Als apercu: 1977 oder -78 habe ich die reinzeichnung gemacht für das V.A.G logo in meiner zeit bei WolffOlins in London, jenem büro, bei dem damals noch die späteren gründer von Sedley Place arbeiteten. Unter ihnen auch Dieter Heil, der mit mir und Florian Fischer 1979 MetaDesign gründete. Damit das auch mal schriftlich fixiert ist.
Ole
Moin, mich interessiert dieses Thema wenig. Selbstverständlich ist die VW Futura von Lucas. Ich erinnere mich dunkel, dass ich ein paar Sonderzeichen dafür gezeichnet habe. Die Änderungen von Utopia zu VW Utopia stammen von mir, ebenso wie Audi Sans (Basis: Univers) und Serif (Basis: Bleisatzmuster Times).
erik spiekermann
Ole: so isses
david
Lieber Jürgen, genau das, was Hans und – etwas ausführlicher ;-) – Erik sagen, zeigt, was ich meine: PR-Materialien von Designagenturen – und gerade MD ist hier für eine ziemliche Oberflächlichkeit bekannt – erzählen nun mal immer die halbe Geschichte. (Bestenfalls.) Solche dann nur leicht gekürzt wiederzugeben, lässt auf Dauer einfach an der Seriosität des Blogs zweifeln, trägt aber keineswegs zu mehr (sinnvollen oder sinnlosen sei mal dahingestellt) »Debatten« bei.
Jürgen
david: danke für die Bestätigung, dass der Beitrag seine Berechtigung hat. Er löste eine Debatte aus, er dient möglicherweise der Kurskorrektur, er entlarvte Oberflächlichkeit, er leistete seinen Beitrag dazu, Design und die hierzu verkündeten Botschaften kritisch zu beleuchten.

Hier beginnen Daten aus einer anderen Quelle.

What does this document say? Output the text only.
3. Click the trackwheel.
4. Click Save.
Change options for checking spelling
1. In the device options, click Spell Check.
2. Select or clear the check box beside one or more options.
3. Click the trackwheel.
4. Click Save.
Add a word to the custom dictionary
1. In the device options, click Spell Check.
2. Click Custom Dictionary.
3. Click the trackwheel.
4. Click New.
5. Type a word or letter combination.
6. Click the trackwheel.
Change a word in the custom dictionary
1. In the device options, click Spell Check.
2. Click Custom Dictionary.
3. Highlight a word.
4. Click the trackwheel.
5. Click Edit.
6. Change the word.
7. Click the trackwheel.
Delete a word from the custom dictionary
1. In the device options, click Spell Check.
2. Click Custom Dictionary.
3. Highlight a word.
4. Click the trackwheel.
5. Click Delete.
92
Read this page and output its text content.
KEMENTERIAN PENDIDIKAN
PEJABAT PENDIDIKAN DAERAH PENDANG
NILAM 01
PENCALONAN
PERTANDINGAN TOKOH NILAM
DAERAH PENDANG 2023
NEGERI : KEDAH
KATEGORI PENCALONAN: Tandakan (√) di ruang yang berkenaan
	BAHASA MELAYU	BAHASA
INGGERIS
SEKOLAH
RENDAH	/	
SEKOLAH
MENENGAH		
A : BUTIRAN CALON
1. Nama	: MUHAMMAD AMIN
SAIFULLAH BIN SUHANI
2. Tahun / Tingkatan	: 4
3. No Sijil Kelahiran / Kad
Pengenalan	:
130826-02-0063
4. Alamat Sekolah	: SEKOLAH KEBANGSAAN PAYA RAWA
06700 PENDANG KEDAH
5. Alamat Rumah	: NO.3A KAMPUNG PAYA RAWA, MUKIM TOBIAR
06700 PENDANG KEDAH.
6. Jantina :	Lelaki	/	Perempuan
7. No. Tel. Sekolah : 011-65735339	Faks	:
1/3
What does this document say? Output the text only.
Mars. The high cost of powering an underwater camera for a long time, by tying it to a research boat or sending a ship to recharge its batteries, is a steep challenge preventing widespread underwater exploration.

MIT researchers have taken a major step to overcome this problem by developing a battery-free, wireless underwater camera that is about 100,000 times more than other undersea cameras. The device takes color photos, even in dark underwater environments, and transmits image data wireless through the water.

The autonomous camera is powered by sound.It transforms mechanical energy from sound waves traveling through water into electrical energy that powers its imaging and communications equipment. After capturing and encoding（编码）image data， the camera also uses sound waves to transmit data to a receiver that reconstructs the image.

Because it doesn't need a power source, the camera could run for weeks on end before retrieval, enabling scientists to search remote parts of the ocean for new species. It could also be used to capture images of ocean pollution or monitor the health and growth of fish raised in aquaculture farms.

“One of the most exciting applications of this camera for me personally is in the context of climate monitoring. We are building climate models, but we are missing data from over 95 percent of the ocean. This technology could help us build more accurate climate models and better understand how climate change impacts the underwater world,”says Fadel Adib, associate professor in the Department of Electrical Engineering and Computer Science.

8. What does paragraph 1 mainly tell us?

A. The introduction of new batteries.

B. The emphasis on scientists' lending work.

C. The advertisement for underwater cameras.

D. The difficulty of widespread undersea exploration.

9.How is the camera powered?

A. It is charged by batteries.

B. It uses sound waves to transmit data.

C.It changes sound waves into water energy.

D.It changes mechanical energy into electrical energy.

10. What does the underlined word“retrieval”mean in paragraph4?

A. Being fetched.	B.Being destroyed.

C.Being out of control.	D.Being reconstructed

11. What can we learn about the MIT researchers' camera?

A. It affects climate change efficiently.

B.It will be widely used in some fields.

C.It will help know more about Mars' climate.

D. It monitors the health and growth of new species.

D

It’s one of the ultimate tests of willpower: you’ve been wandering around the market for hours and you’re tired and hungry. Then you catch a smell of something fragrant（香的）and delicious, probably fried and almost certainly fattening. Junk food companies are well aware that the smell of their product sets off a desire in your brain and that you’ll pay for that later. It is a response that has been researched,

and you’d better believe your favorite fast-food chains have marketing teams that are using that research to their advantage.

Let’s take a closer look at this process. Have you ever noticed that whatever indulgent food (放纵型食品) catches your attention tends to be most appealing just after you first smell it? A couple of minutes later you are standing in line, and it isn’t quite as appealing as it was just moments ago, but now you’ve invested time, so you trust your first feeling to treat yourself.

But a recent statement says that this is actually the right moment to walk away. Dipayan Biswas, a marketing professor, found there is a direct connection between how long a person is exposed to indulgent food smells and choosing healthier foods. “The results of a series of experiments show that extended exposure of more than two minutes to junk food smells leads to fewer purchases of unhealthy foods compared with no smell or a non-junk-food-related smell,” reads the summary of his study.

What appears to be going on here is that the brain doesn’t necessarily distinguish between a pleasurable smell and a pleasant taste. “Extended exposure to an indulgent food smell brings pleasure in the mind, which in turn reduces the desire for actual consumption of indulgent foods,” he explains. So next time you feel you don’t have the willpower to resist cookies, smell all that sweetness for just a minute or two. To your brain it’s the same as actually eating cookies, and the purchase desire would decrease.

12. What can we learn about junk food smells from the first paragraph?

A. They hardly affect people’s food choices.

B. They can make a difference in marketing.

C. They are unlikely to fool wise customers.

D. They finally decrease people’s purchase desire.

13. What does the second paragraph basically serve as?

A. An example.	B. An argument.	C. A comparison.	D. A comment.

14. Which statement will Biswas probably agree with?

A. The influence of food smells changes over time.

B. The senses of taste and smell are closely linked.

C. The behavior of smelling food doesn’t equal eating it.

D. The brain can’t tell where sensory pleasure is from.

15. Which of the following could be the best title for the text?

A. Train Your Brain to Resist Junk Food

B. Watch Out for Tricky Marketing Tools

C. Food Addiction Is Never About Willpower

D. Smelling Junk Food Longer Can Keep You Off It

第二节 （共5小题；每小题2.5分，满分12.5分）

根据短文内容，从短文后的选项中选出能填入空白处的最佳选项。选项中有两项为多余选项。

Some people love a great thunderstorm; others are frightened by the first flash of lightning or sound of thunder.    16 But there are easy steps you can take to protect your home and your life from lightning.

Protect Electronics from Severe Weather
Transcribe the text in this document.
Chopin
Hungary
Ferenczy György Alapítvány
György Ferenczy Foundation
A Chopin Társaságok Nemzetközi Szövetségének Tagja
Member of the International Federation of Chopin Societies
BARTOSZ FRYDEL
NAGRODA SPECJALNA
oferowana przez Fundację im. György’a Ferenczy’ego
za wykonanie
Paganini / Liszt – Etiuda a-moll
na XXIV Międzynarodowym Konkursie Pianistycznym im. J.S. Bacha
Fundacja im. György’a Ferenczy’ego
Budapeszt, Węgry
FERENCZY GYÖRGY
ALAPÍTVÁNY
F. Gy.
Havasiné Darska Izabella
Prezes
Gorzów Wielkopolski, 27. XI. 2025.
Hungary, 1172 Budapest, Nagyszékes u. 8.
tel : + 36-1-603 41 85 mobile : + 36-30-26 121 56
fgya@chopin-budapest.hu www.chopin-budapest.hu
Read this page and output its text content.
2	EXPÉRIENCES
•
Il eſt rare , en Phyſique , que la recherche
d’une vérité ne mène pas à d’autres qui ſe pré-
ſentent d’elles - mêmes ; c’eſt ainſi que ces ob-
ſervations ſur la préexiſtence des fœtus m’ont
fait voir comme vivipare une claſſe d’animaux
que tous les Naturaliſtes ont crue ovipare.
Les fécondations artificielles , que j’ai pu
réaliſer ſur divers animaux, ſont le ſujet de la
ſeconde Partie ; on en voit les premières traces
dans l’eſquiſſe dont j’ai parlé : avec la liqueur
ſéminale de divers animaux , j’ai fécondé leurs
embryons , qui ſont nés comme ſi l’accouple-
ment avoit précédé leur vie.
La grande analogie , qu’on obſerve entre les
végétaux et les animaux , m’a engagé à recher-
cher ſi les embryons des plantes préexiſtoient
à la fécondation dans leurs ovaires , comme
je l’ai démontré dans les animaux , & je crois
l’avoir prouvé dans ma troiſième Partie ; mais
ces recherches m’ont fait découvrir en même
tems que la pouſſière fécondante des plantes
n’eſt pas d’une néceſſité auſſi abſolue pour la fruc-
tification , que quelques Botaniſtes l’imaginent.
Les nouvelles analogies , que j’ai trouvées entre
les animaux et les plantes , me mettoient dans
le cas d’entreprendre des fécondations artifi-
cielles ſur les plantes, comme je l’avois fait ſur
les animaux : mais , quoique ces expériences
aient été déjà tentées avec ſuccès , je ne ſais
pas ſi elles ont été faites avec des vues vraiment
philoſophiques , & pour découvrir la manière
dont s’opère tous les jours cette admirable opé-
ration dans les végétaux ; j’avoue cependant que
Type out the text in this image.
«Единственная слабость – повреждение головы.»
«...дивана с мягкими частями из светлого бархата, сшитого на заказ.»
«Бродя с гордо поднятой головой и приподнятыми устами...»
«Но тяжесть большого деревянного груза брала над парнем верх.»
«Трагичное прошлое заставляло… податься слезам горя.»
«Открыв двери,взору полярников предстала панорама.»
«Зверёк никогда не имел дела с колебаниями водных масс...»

Es ist ein großer Unterschied, ob ich einen PR-Artikel in einem Design-Magazin abdrucke (oft nicht mal als solcher gekennzeichnet) oder ob ich ihn in einem Blog zur Diskussion stelle – im Fontblog mit sperrangelweit geöffneter Kommentarfunktion und minimaler Trollrate.
Cappellmeister
Was ich am fontblog so sehr schätze ist, dass es ein kleines feines Expertenforum ist, in dem Neulinge auch noch was lernen können.
Wo sonst hat man so viele Koryphäen so greifbar vor sich? Derzeit ist es zwar noch auf wenige Leute beschränkt (Jürgen, Erik, Ole etc.) und erscheint deswegen vielleicht etwas einseitig – aber das wird noch.
Würde mir dennoch wünschen wenn es hin und wieder Artikel gibt, die auch mal in die Tiefe gehen (Fontshop-Karte ist ein gutes Beispiel). Zu Weihnachten darf man sich ja mal was wünschen :)
Von MetaDesign bin ich jetzt auch nicht zu 100% begeistert. An den Arbeiten für SIEMENS findet man immer noch Verbesserungen – aber wie bei jedem großen Unternehmen sind das punktelle Fehler. Man sollte das große Ganze betrachten – und hierbei leisten sie nun einmal sehr gute Arbeit.
Henning
Nee Erik, den leichten Schnitt der VW Headline habe ich entworfen.
erik
Henning:
am Anfang schon, aber dann hat ihn Lucas ins Gesamtkonzept integriert und Christian Schwartz hat alles nochmal überarbeitet und Mediävalziffern et al eingebaut. Da warst du schon weg, glaube ich.
Diese ganzen Geschichten wären es wert einmal sauber aufgeschrieben zu werden, solange wir alle noch über Detailerinnerung verfügen. Sonst war es irgendwann einmal Uli Mayer, die alle Schriften gemacht hat. Vielleicht rufe ich mal eine Konferenz der ehemaligen Schriftentwerfer bei MetaDesign ein:
Henning Krause, Jay Rutherford, Lucas de Groot, Ole Schäfer, Christian Schwartz, Erik van Blokland, Just van Rossum, Martin Wenzel, Hannes Famira, Fabian Rottke, Eva Walter, Susanna Dulkinys, Erik Spiekermann – wen habe ich jetzt schon wieder vergessen?